飲食業界にも余波が届いており、素っ気ない固形飼料のようなアレも、色が付いたり形に変化がでてきている。型抜きクッキーになったようなもんだと思ってほしい。
だが、俺を喜ばせたのはそんなことではない。
食材が現れた。
肉だ。
たぶん鶏肉だ。
焼いたね。塩コショウで焼いたね。
一般家庭で調味料は滅多に使わないシロモノらしく(まあ、カロリー○イトに調味料を振る奴はいないだろう)、「料理人みたいですね」と言われたけれど、そろそろ驚かなくなってきた俺は、この未来に染まってきたのかもしれない。
田中家は、実はお金持ちなんだと思う。
そうでなければ、これだけの調理器具を揃えられないだろうし、リアル食材だって用意できないだろう。
「平助って実はお坊ちゃんなのか?」
「そういう言い方はあまり好きではないんですけど、まあそうですね」
偉ぶらない、躾の行き届いた態度はなかなか好ましい。
このまま大人になってほしい。お兄さんはそれを望むぞ。
「父は、田中の社長なんです」
「田中の社長?」
「ああ、そうですね。瀬戸さんはご存知ありませんよね。タナカという企業なんです」
空間をタッチすると、そこに映像が開く。デザインされたフォントで、タナカと書かれたロゴが浮かびあがる。
スライドされながら移り変わる映像を見るかぎり、商品開発の会社らしい。
「今は主に、古代の遺物を蘇らせる仕事をしています。一過性だけにとどまらないように、定着させたいと思っています」
前に述べたように、この時代の人間達は、自分の足で動くことをやめている。
なんでもかんでも視線を向けると用が済む。
よくわからんが、そこになんらかの力が働いているのだろう。虹彩認証で扉が開くがごとく、アイコンタクトで全ての機械とツーカーの仲だ。俺の身体は未来仕様ではないのでどうにもならないが、未来人は視線で物を動かす超人である。
そんな生活をしていれば、身体能力は激減する。加えてあの食事とくれば、寿命が下がるのも自明の理だろう。
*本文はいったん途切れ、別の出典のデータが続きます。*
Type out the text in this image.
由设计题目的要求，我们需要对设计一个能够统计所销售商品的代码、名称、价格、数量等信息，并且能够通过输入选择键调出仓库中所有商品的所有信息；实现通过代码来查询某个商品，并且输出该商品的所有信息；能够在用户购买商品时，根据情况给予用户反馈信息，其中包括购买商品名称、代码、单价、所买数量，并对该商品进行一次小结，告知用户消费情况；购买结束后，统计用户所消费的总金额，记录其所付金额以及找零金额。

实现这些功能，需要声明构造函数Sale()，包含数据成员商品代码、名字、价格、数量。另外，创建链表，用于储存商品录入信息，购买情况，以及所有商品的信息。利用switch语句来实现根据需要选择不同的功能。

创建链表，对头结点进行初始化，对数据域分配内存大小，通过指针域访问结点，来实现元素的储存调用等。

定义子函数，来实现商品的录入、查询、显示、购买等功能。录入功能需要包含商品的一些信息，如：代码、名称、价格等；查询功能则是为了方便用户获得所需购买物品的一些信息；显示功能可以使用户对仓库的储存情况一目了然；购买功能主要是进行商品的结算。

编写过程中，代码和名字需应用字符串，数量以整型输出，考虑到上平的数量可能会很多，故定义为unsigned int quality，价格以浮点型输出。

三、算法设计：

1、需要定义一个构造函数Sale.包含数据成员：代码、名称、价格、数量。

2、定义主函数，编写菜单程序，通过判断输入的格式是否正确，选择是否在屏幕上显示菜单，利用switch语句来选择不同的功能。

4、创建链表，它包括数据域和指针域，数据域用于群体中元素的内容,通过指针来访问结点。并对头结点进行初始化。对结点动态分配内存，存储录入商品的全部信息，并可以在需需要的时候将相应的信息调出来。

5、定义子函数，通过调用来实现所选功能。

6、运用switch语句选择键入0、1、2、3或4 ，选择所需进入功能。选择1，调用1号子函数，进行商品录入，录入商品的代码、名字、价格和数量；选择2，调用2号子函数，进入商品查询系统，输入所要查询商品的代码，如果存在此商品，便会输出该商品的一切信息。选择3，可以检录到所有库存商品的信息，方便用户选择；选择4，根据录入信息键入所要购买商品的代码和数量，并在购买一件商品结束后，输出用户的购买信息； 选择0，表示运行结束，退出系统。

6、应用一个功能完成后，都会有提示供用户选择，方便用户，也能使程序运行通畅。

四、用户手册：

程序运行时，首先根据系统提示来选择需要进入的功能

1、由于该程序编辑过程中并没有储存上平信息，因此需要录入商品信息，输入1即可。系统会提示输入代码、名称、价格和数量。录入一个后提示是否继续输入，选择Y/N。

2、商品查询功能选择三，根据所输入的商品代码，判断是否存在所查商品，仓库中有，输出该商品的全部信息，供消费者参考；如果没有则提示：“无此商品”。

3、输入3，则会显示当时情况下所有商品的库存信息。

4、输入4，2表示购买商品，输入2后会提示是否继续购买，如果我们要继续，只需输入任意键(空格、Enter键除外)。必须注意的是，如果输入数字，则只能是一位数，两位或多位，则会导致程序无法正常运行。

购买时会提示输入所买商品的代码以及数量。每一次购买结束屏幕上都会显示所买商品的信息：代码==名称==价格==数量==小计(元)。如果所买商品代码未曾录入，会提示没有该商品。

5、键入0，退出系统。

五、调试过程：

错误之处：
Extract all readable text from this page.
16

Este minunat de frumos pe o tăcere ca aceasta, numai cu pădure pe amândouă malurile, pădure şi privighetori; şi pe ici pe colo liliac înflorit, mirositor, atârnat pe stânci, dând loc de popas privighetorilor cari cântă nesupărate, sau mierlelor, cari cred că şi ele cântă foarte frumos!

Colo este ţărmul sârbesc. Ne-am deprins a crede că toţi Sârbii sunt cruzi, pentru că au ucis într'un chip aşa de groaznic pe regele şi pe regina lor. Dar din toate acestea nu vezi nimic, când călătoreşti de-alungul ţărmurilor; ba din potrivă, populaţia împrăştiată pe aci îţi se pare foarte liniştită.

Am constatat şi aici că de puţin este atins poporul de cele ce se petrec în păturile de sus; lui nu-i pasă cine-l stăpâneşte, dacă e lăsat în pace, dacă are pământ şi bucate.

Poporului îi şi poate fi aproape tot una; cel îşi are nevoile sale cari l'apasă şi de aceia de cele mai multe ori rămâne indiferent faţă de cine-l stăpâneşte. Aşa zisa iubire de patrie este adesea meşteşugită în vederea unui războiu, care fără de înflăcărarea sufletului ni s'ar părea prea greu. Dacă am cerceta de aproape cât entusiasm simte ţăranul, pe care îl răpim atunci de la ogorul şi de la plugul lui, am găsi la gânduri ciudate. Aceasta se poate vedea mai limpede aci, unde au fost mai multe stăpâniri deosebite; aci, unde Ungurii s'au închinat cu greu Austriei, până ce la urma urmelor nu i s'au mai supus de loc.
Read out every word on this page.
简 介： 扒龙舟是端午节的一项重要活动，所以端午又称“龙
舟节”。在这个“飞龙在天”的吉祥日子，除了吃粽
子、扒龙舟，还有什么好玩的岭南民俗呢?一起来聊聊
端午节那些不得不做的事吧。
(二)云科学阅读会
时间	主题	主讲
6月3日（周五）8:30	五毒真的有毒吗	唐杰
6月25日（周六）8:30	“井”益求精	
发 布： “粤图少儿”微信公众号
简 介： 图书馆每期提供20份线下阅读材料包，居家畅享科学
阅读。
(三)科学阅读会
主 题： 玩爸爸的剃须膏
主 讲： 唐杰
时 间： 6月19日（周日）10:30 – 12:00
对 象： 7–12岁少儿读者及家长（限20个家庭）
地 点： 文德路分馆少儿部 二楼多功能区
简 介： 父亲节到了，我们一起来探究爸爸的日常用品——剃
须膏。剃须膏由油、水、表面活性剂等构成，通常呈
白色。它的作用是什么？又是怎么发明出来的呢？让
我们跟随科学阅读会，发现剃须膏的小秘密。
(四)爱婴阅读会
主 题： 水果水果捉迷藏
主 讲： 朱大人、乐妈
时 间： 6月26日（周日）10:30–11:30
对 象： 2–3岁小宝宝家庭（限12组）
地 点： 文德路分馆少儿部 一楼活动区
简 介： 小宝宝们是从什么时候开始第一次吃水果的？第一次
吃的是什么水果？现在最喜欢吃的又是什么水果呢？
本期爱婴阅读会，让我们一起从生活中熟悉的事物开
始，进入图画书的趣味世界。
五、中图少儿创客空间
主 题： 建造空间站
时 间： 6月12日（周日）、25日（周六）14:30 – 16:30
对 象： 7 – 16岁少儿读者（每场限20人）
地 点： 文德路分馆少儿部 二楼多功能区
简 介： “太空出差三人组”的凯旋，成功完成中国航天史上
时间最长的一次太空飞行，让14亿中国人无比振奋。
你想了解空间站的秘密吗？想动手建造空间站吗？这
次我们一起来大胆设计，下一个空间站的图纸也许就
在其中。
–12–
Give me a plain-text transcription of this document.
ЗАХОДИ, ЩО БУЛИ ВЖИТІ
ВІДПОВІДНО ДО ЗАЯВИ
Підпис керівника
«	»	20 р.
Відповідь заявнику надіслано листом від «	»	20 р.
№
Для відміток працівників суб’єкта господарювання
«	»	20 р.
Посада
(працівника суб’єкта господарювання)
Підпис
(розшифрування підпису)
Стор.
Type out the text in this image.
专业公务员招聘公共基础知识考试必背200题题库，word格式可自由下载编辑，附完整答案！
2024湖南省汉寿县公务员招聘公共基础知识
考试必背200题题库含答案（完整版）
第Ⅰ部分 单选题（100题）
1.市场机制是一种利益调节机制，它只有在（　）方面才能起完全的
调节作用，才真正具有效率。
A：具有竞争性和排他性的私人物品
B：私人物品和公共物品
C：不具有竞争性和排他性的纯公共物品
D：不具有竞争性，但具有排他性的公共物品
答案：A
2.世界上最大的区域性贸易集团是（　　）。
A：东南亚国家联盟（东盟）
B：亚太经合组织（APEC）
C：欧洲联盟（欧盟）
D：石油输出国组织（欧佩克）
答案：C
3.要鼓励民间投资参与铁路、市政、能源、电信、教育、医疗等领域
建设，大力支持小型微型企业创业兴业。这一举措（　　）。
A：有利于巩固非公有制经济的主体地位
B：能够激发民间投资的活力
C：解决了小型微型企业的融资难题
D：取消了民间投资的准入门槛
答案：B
単純に栄養を摂取すればいいってもんじゃない。生きていくには心にも栄養が必要なのだと思う。
うん、俺いいこと言った。
平助をはじめとして、妙に成長が早いと思っていたが、寿命も縮まっているらしい。
光陰矢の如し。
人生が凝縮されているようだ。
健康の為にはウォーキングがいいし、よく噛んでバランスのよい食事を取ろう。
そうだ。昔に戻ろう。人は原始に還ろうぜ。
ということで、国を挙げてのプロジェクトが始まり、想定された年代が昭和だったそうだ。
では、どうやってかつての時代を取り戻すのか。
形から入ろうと思ったのかどうか知らないが、同様の生活を送るため、その時代の物を復活させることになった。
方法は、現地調達である。
欲しい物は現地へ飛んで買い付けてくる、実に商売人らしい考えだ。
タイムマシンはとっくの昔に存在しているため、そんなことも可能なのである。
存在はしているが、時間旅行は特別な資格がなければ行えない。
例の、遺伝子レベルで溶け込んだ個人情報に、時間旅行に関することも刻まれているため、誰もが時間旅行が出来る身体を持っているが、悪用されると困るから、制限がかけられている。許された人のみ、リミットが外されるそうだ。
つくづくロボ的で、同じ人間とは思えない。
時間旅行者は過去へ遺物調査へ赴き、手当たり次第、情報を収集する。そして、その情報を元に、装置を複製するのだという。
カメラに映っている自転車を、3Dプリンターで作った、みたいな感じだ。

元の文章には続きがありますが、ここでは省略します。